Há pouco mais de cinqüenta anos, em 1961, Alfredo Ceschiatti 
inaugurava a sua emblemática escultura “A Justiça”, na frente do 
edifício sede do Supremo Tribunal Federal, na Praça dos Três Poderes, em 
Brasília. A alegoria, realizada em granito de Petrópolis, mede 3,30m de 
altura por 1,48m de largura e, ao contrário da maior parte da 
multissecular iconografia da Justiça, retrata uma Têmis sentada, 
desprovida de balança e com a espada a repousar sobre o colo. Não 
há rebuscamento, grandes volteios ou recantos impenetráveis na sua 
plasticidade. Há, sim, um certo eco concretista na obra, com seu volume 
compacto, suas formas simétricas e econômicas. As linhas concisas e sem 
interrupções imprimem à figura de Ceschiatti uma seriedade art déco. 
Cuida-se de uma Justiça austera e solene, cujos ângulos bem marcados, 
a postura ereta e o pesado panejamento dão-lhe um ar hierático e 
formal. 
Durante as cinco últimas décadas, foram ácidas e muitas as críticas 
ideológicas à Iustitia de Ceschiatti. Não por acaso, a estátua serve com 
frequência de cenário midiático para os protestos que clamam por 
justiça em Brasília. Mas como pode uma Justiça sentada? Só pode estar 
preguiçosa e acomodada, apesar do tanto ainda por fazer! E por que 
não brande uma espada? Fraqueza! Impotência! E a balança onde 
está? Quem já viu uma Justiça sem balança?! De onde ela retira a 
medida justa e ponderada para dar a cada um o que é seu? Espada 
sem balança é arbítrio e violência desmedidos! Só um Estado totalitário 
abrigaria uma Justiça assim construída! Isso é coisa de comunista! 
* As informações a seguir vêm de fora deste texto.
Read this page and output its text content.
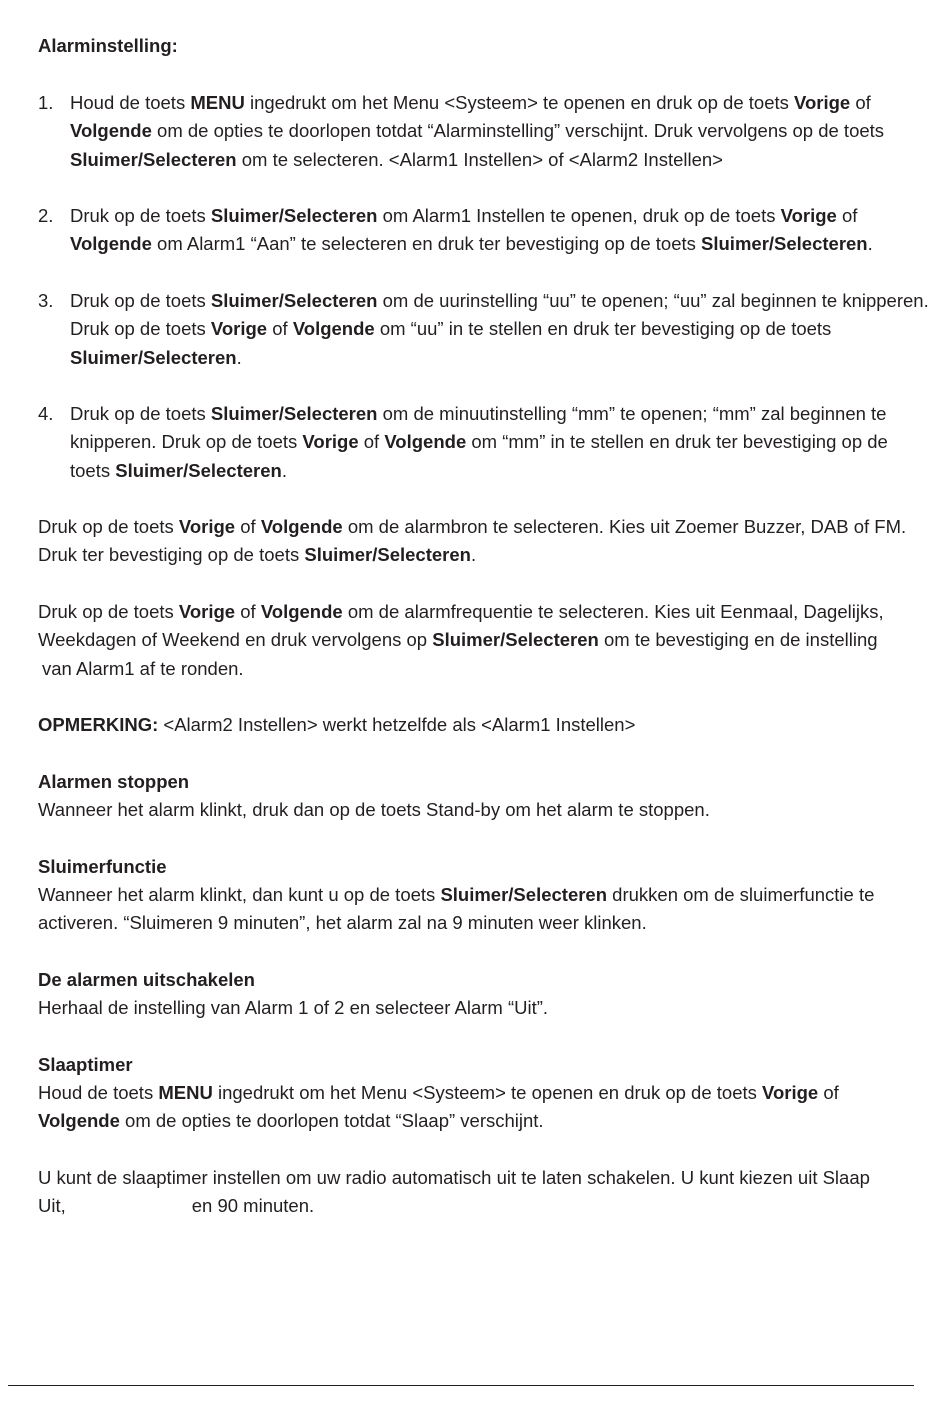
Alarminstelling:
1. Houd de toets MENU ingedrukt om het Menu <Systeem> te openen en druk op de toets Vorige of Volgende om de opties te doorlopen totdat “Alarminstelling” verschijnt. Druk vervolgens op de toets Sluimer/Selecteren om te selecteren. <Alarm1 Instellen> of <Alarm2 Instellen>
2. Druk op de toets Sluimer/Selecteren om Alarm1 Instellen te openen, druk op de toets Vorige of Volgende om Alarm1 “Aan” te selecteren en druk ter bevestiging op de toets Sluimer/Selecteren.
3. Druk op de toets Sluimer/Selecteren om de uurinstelling “uu” te openen; “uu” zal beginnen te knipperen. Druk op de toets Vorige of Volgende om “uu” in te stellen en druk ter bevestiging op de toets Sluimer/Selecteren.
4. Druk op de toets Sluimer/Selecteren om de minuutinstelling “mm” te openen; “mm” zal beginnen te knipperen. Druk op de toets Vorige of Volgende om “mm” in te stellen en druk ter bevestiging op de toets Sluimer/Selecteren.
Druk op de toets Vorige of Volgende om de alarmbron te selecteren. Kies uit Zoemer Buzzer, DAB of FM. Druk ter bevestiging op de toets Sluimer/Selecteren.
Druk op de toets Vorige of Volgende om de alarmfrequentie te selecteren. Kies uit Eenmaal, Dagelijks, Weekdagen of Weekend en druk vervolgens op Sluimer/Selecteren om te bevestiging en de instelling
van Alarm1 af te ronden.
OPMERKING: <Alarm2 Instellen> werkt hetzelfde als <Alarm1 Instellen>
Alarmen stoppen
Wanneer het alarm klinkt, druk dan op de toets Stand-by om het alarm te stoppen.
Sluimerfunctie
Wanneer het alarm klinkt, dan kunt u op de toets Sluimer/Selecteren drukken om de sluimerfunctie te activeren. “Sluimeren 9 minuten”, het alarm zal na 9 minuten weer klinken.
De alarmen uitschakelen
Herhaal de instelling van Alarm 1 of 2 en selecteer Alarm “Uit”.
Slaaptimer
Houd de toets MENU ingedrukt om het Menu <Systeem> te openen en druk op de toets Vorige of Volgende om de opties te doorlopen totdat “Slaap” verschijnt.
U kunt de slaaptimer instellen om uw radio automatisch uit te laten schakelen. U kunt kiezen uit Slaap
Uit,	en 90 minuten.
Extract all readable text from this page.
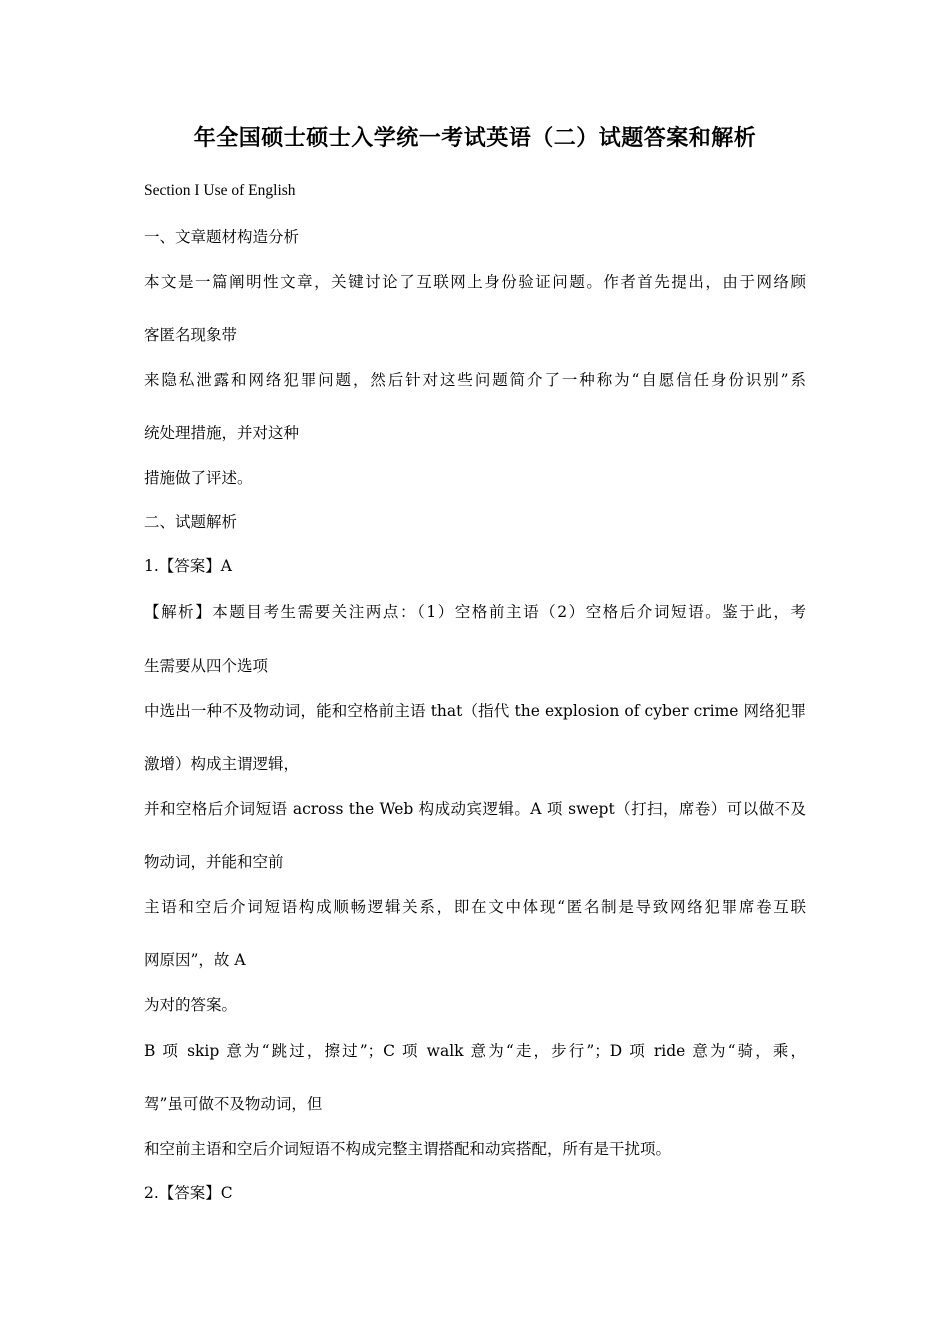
年全国硕士硕士入学统一考试英语（二）试题答案和解析
Section I Use of English
一、文章题材构造分析
本文是一篇阐明性文章，关键讨论了互联网上身份验证问题。作者首先提出，由于网络顾
客匿名现象带
来隐私泄露和网络犯罪问题，然后针对这些问题简介了一种称为“自愿信任身份识别”系
统处理措施，并对这种
措施做了评述。
二、试题解析
1.【答案】A
【解析】本题目考生需要关注两点：（1）空格前主语（2）空格后介词短语。鉴于此，考
生需要从四个选项
中选出一种不及物动词，能和空格前主语 that（指代 the explosion of cyber crime 网络犯罪
激增）构成主谓逻辑，
并和空格后介词短语 across the Web 构成动宾逻辑。A 项 swept（打扫，席卷）可以做不及
物动词，并能和空前
主语和空后介词短语构成顺畅逻辑关系，即在文中体现“匿名制是导致网络犯罪席卷互联
网原因”，故 A
为对的答案。
B 项 skip 意为“跳过，擦过”；C 项 walk 意为“走，步行”；D 项 ride 意为“骑，乘，
驾”虽可做不及物动词，但
和空前主语和空后介词短语不构成完整主谓搭配和动宾搭配，所有是干扰项。
2.【答案】C
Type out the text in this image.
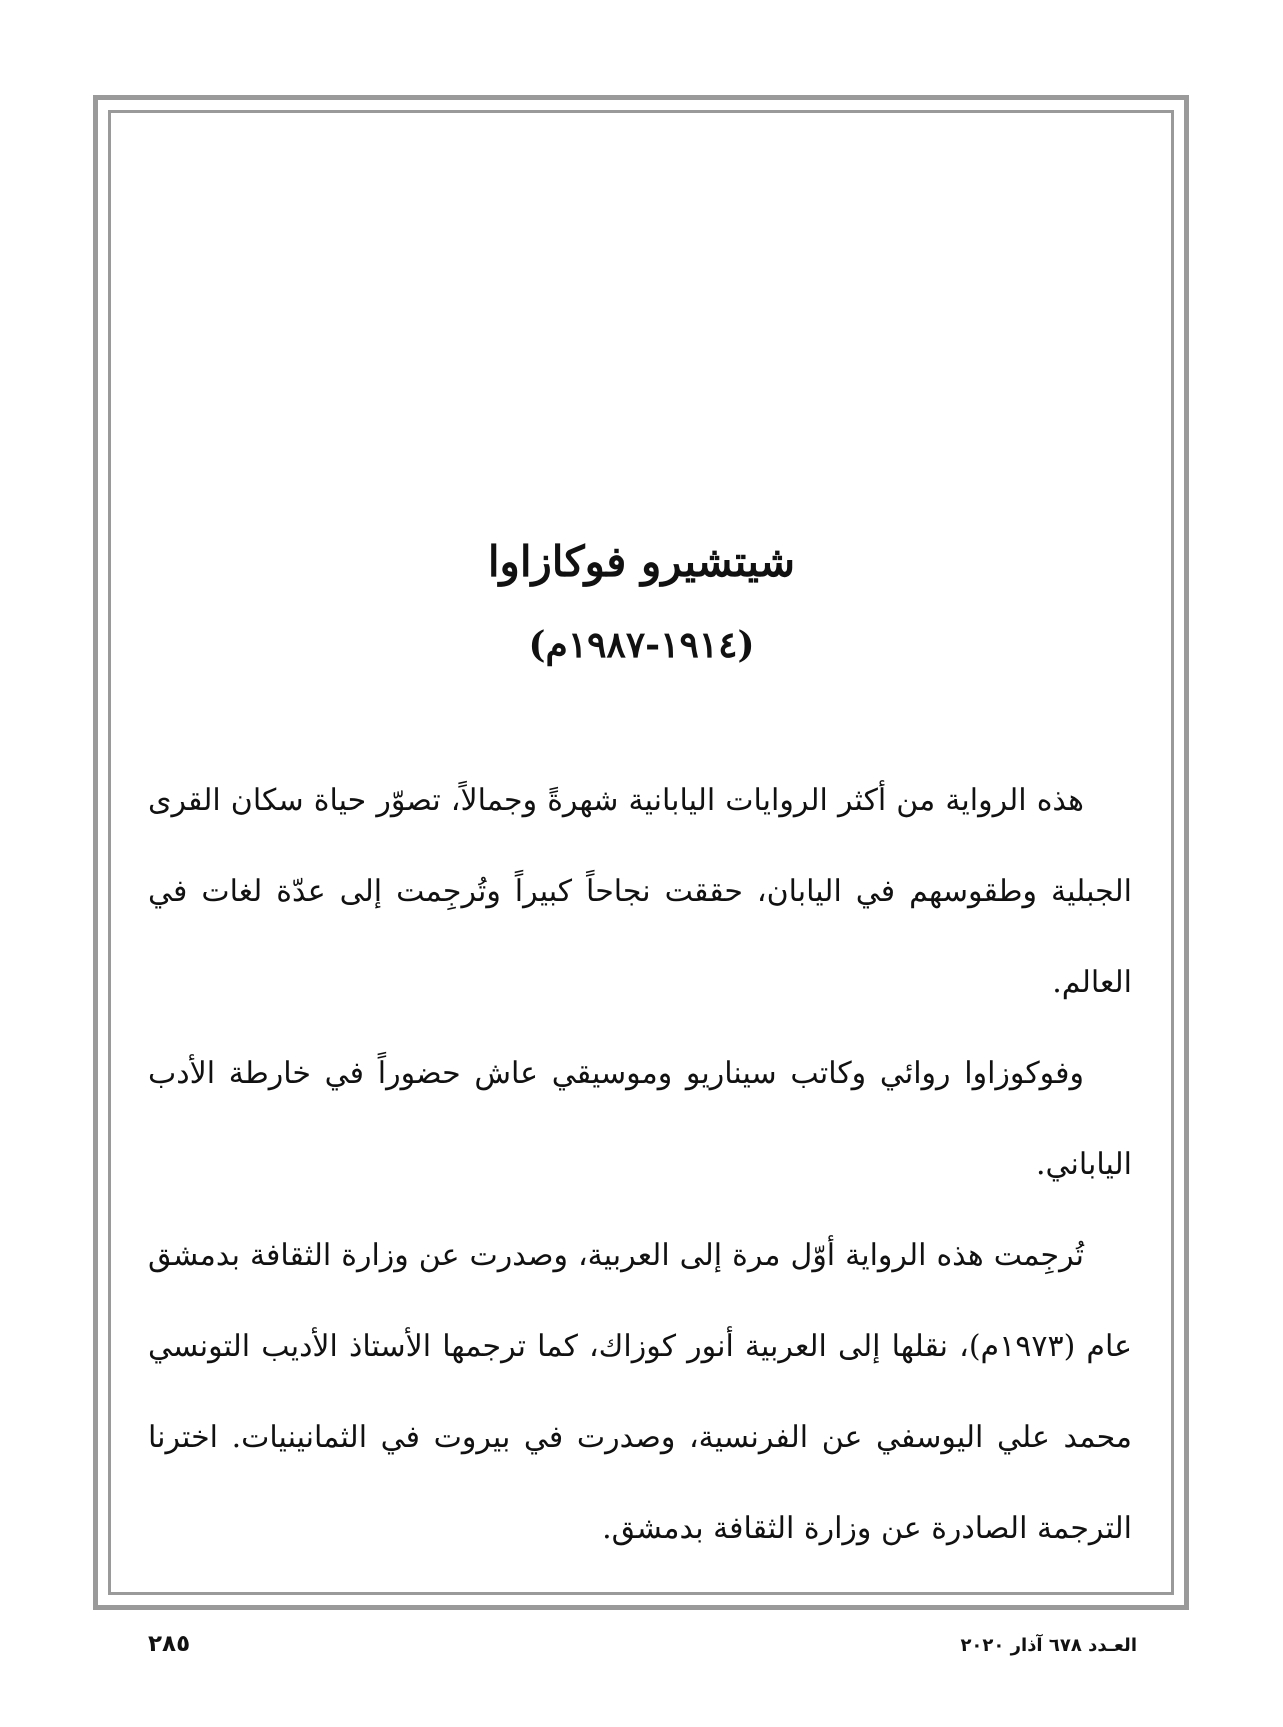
شيتشيرو فوكازاوا
(١٩١٤-١٩٨٧م)

هذه الرواية من أكثر الروايات اليابانية شهرةً وجمالاً، تصوّر حياة سكان القرى الجبلية وطقوسهم في اليابان، حققت نجاحاً كبيراً وتُرجِمت إلى عدّة لغات في العالم.

وفوكوزاوا روائي وكاتب سيناريو وموسيقي عاش حضوراً في خارطة الأدب الياباني.

تُرجِمت هذه الرواية أوّل مرة إلى العربية، وصدرت عن وزارة الثقافة بدمشق عام (١٩٧٣م)، نقلها إلى العربية أنور كوزاك، كما ترجمها الأستاذ الأديب التونسي محمد علي اليوسفي عن الفرنسية، وصدرت في بيروت في الثمانينيات. اخترنا الترجمة الصادرة عن وزارة الثقافة بدمشق.

العـدد ٦٧٨ آذار ٢٠٢٠
٢٨٥
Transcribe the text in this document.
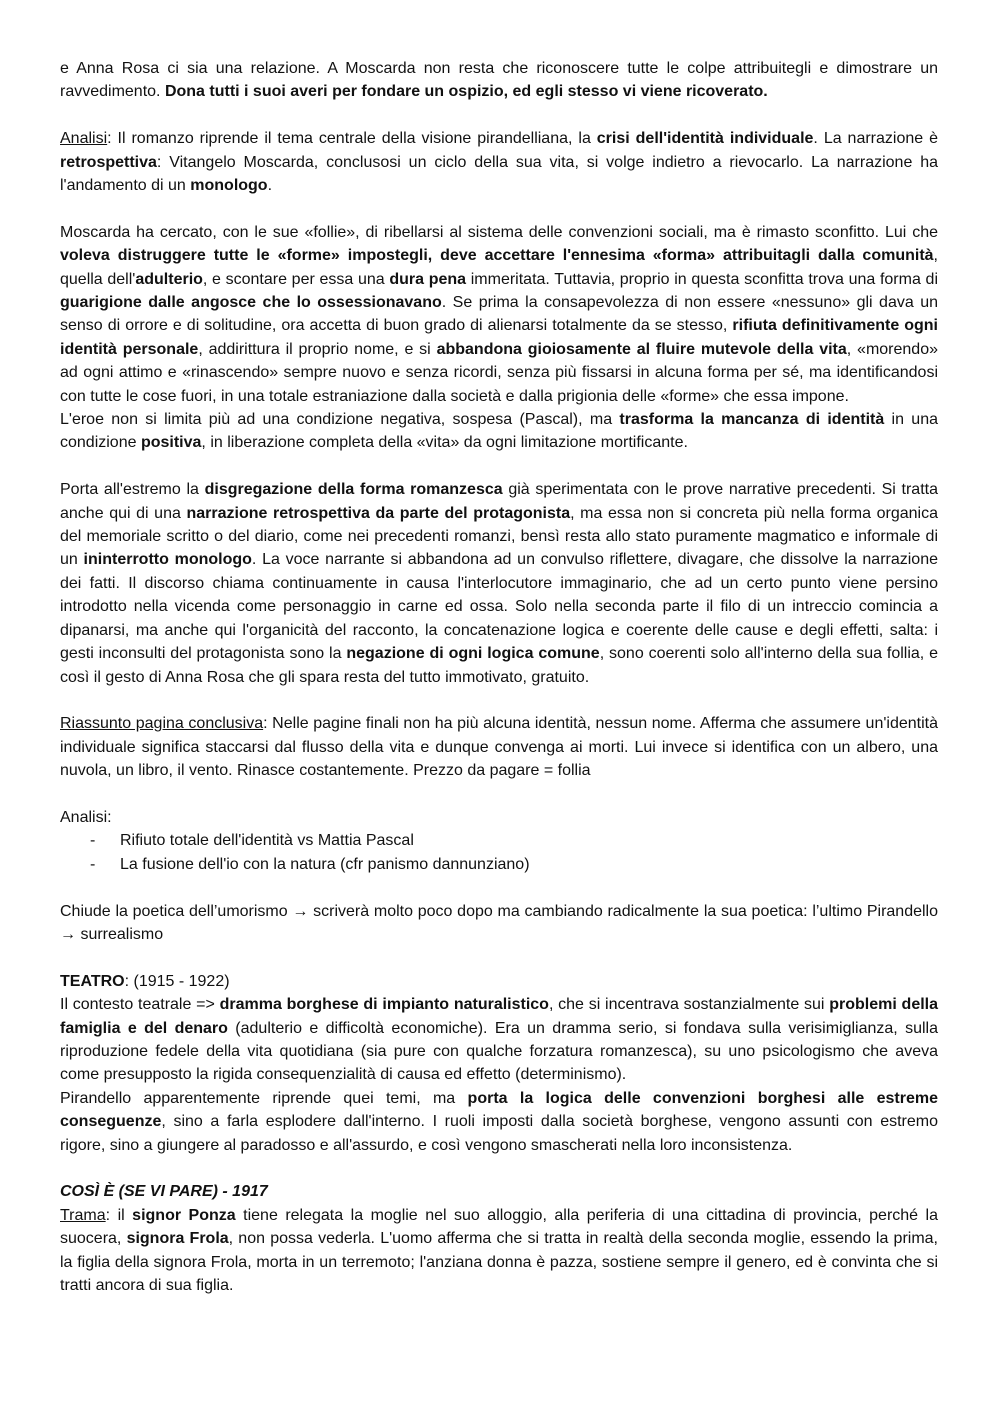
e Anna Rosa ci sia una relazione. A Moscarda non resta che riconoscere tutte le colpe attribuitegli e dimostrare un ravvedimento. Dona tutti i suoi averi per fondare un ospizio, ed egli stesso vi viene ricoverato.

Analisi: Il romanzo riprende il tema centrale della visione pirandelliana, la crisi dell'identità individuale. La narrazione è retrospettiva: Vitangelo Moscarda, conclusosi un ciclo della sua vita, si volge indietro a rievocarlo. La narrazione ha l'andamento di un monologo.

Moscarda ha cercato, con le sue «follie», di ribellarsi al sistema delle convenzioni sociali, ma è rimasto sconfitto. Lui che voleva distruggere tutte le «forme» impostegli, deve accettare l'ennesima «forma» attribuitagli dalla comunità, quella dell'adulterio, e scontare per essa una dura pena immeritata. Tuttavia, proprio in questa sconfitta trova una forma di guarigione dalle angosce che lo ossessionavano. Se prima la consapevolezza di non essere «nessuno» gli dava un senso di orrore e di solitudine, ora accetta di buon grado di alienarsi totalmente da se stesso, rifiuta definitivamente ogni identità personale, addirittura il proprio nome, e si abbandona gioiosamente al fluire mutevole della vita, «morendo» ad ogni attimo e «rinascendo» sempre nuovo e senza ricordi, senza più fissarsi in alcuna forma per sé, ma identificandosi con tutte le cose fuori, in una totale estraniazione dalla società e dalla prigionia delle «forme» che essa impone.

L'eroe non si limita più ad una condizione negativa, sospesa (Pascal), ma trasforma la mancanza di identità in una condizione positiva, in liberazione completa della «vita» da ogni limitazione mortificante.

Porta all'estremo la disgregazione della forma romanzesca già sperimentata con le prove narrative precedenti. Si tratta anche qui di una narrazione retrospettiva da parte del protagonista, ma essa non si concreta più nella forma organica del memoriale scritto o del diario, come nei precedenti romanzi, bensì resta allo stato puramente magmatico e informale di un ininterrotto monologo. La voce narrante si abbandona ad un convulso riflettere, divagare, che dissolve la narrazione dei fatti. Il discorso chiama continuamente in causa l'interlocutore immaginario, che ad un certo punto viene persino introdotto nella vicenda come personaggio in carne ed ossa. Solo nella seconda parte il filo di un intreccio comincia a dipanarsi, ma anche qui l'organicità del racconto, la concatenazione logica e coerente delle cause e degli effetti, salta: i gesti inconsulti del protagonista sono la negazione di ogni logica comune, sono coerenti solo all'interno della sua follia, e così il gesto di Anna Rosa che gli spara resta del tutto immotivato, gratuito.

Riassunto pagina conclusiva: Nelle pagine finali non ha più alcuna identità, nessun nome. Afferma che assumere un'identità individuale significa staccarsi dal flusso della vita e dunque convenga ai morti. Lui invece si identifica con un albero, una nuvola, un libro, il vento. Rinasce costantemente. Prezzo da pagare = follia

Analisi:

- Rifiuto totale dell'identità vs Mattia Pascal
- La fusione dell'io con la natura (cfr panismo dannunziano)

Chiude la poetica dell’umorismo → scriverà molto poco dopo ma cambiando radicalmente la sua poetica: l’ultimo Pirandello → surrealismo

TEATRO: (1915 - 1922)

Il contesto teatrale => dramma borghese di impianto naturalistico, che si incentrava sostanzialmente sui problemi della famiglia e del denaro (adulterio e difficoltà economiche). Era un dramma serio, si fondava sulla verisimiglianza, sulla riproduzione fedele della vita quotidiana (sia pure con qualche forzatura romanzesca), su uno psicologismo che aveva come presupposto la rigida consequenzialità di causa ed effetto (determinismo).

Pirandello apparentemente riprende quei temi, ma porta la logica delle convenzioni borghesi alle estreme conseguenze, sino a farla esplodere dall'interno. I ruoli imposti dalla società borghese, vengono assunti con estremo rigore, sino a giungere al paradosso e all'assurdo, e così vengono smascherati nella loro inconsistenza.

COSÌ È (SE VI PARE) - 1917

Trama: il signor Ponza tiene relegata la moglie nel suo alloggio, alla periferia di una cittadina di provincia, perché la suocera, signora Frola, non possa vederla. L'uomo afferma che si tratta in realtà della seconda moglie, essendo la prima, la figlia della signora Frola, morta in un terremoto; l'anziana donna è pazza, sostiene sempre il genero, ed è convinta che si tratti ancora di sua figlia.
O artista plástico Ceschiatti e o arquiteto Niemeyer conheceram-se no 
início dos anos de 1940 e desde então estabeleceram uma profíqua 
parceria estética. A estatuária cívica ou religiosa de Ceschiatti é vista em 
 
3 ALIMENA, Bernardino. Il Delitto Nell' Arte: Prolusione al Corso di Diritto e Procedura Penale nella R. 
Università di Cagliari. Torino: Fratelli Bocca, 1899, p. 13-17.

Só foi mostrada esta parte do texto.